(Oct. 5, 2022 ● Oslin Pierrette)
There’s the saying “Jack of all trades, master of none.” Basically dabbling in many skills, talents, and facets. Being fairly ok in all of them, instead of being masterful and skillful by focusing and giving your energy to one of them. You’re spreading yourself and time too thin, focusing on developing all these talents and skills. When you can become densely masterful, by focusing on one at a time. And for me, I understand that. Many art forms demand a lot of time and discipline to become skillful in your respective field. But with that, I still believe that I can master many trades while mingling in multiple of them at the same time. That is my goal. It’s simply who I am. I am multifaceted, multi-passionate, and I love it. I love having all these passions and art forms to pull from. It makes life more vibrant and fruitful. If you’re one trick pony, still congratulations to you, it’s a blessing to even have one purposeful thing for yourself. But it’s still limiting for me, I love dabbling in different art forms of life. And the reason I’m confident that I can master many trades is because I’ve realized I am really obsessive when it comes to my passions.

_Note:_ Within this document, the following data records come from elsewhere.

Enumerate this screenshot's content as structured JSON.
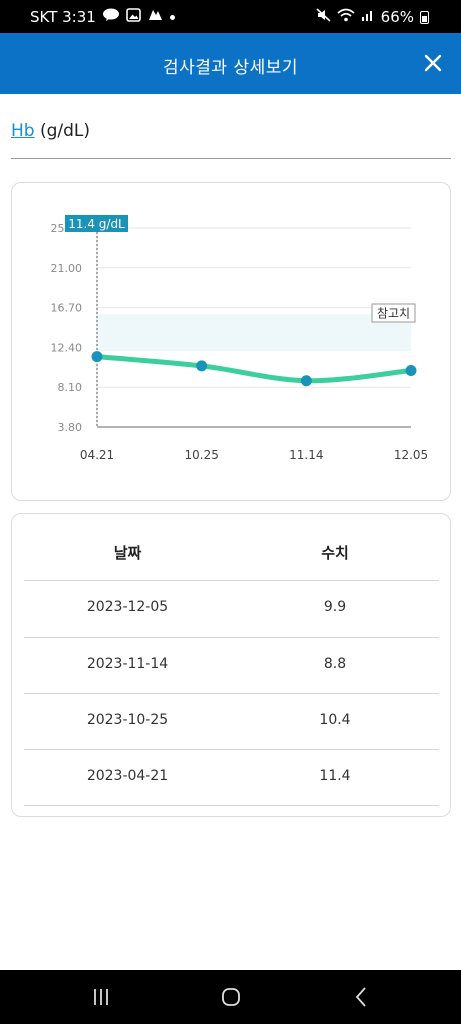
{
  "status_bar": {
    "time": "SKT 3:31",
    "battery": "66%"
  },
  "header": {
    "title": "검사결과 상세보기"
  },
  "metric": {
    "name": "Hb",
    "unit": "(g/dL)"
  },
  "chart": {
    "tooltip": "11.4 g/dL",
    "reference_label": "참고치",
    "colors": {
      "line": "#3ccf9e",
      "point": "#1a93b8",
      "tooltip_bg": "#1a93b8",
      "band": "#eef8fb"
    }
  },
  "chart_data": {
    "type": "line",
    "categories": [
      "04.21",
      "10.25",
      "11.14",
      "12.05"
    ],
    "values": [
      11.4,
      10.4,
      8.8,
      9.9
    ],
    "ylim": [
      3.8,
      25.3
    ],
    "yticks": [
      "3.80",
      "8.10",
      "12.40",
      "16.70",
      "21.00",
      "25.30"
    ],
    "reference_range": [
      12.0,
      16.0
    ]
  },
  "table": {
    "headers": {
      "date": "날짜",
      "value": "수치"
    },
    "rows": [
      {
        "date": "2023-12-05",
        "value": "9.9"
      },
      {
        "date": "2023-11-14",
        "value": "8.8"
      },
      {
        "date": "2023-10-25",
        "value": "10.4"
      },
      {
        "date": "2023-04-21",
        "value": "11.4"
      }
    ]
  }
}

Obsessiveness is one of my favorite traits about myself. It’s just such a deep feeling of purposefulness and drive. Most things I find interest in, I go in complete insane obsession mode. I’m deep diving and doing it as much as I can. Absorb and obtain the information to understand what it is. Involving myself the best I can. Hours on hours on days. Obsessiveness trait is like the opposite and also what saves me from a mundane lifestyle. I can just go all day, especially with the more interests I have. Now you’re going into this, then this, then that, all in one day. Just complete active days, hyperactive. So I would tell anyone if they can. Be obsessive, it’s a beautifully fulfilling lifestyle. One of the factors that make me so passionate, I love it. I’m completely consumed by my lifestyle.
Also people ask me what I do, what’s your main title? And it’s like I don’t. I just do things. I’m me, and everything you see is just an expression of me. Multifaceted living is just the way to go. And it’s not like what’s the main one. They’re all intermingled somehow. All are just a part of my visions and dreams I’m trying to create. They all are me.
One of my favorite moods is when you get overwhelmed with all this feeling, like this manic energy. So overstimulated and excited because you have all these motivations to work on multiple ideas. It’s just that you want to work on so many at the same time. So you just freeze. Because you’re so overwhelmed you don’t know what to start on and do, just stalled. It’s such a good and satisfying anxiety to have. I wish I had all the resources for all the ideas I want to work on, in front of me when I feel that way. Or like a team of people I can direct on each idea I have. That would be like a beautiful dream. A powerful feeling. But this is a great micro-model of the main point. If you focus on one of the ideas, you have a better chance of seeing something through. Instead of focusing on many ideas, and getting a decent blueprint or ideas of many. But I want to see all the ideas through. And I feel more productive and satisfied doing that. Nonstop working, not on one idea, but a world of ideas.
The dream is to be a well-rounded architect. Having all these skills, having all the resources to create all of my visions. The more skilled and in-depth I get in my fields, the more detailed, insightful, and perceptive my visions will be. Making you more conceptually creative, then bringing those concepts into fruition, and constantly growing that. Which will add to the beauty and overwhelmingness to my art.
Examples of great multi-passionate creatives are like Donald Glover, Virgil Abloh, Tyler, the Creator, or Kanye. These people haven’t just created in the fields the public best know them for. They aren’t tied down or boxed into their primary ventures. They are at their root, spirits, and they just create what they feel, and would want to see & experience. They have created very detailed worlds of their passions. When you see their catalog of expression, it’s like aww man, these people are beautiful architects. That’s the realm of creativity I want to be in. The space, resources, and skillset to architect everything I want to create, because I absolutely believe I have an amazing catalog to express. And gaining the skills to do that, I can’t even fathom the realm of conceptualizing and blueprinting I’ll be in then. I haven’t thought or envisioned my best thoughts and visions yet. Also don’t even know if that ever stops. Years of that, and I’ll definitely be a Master of Many.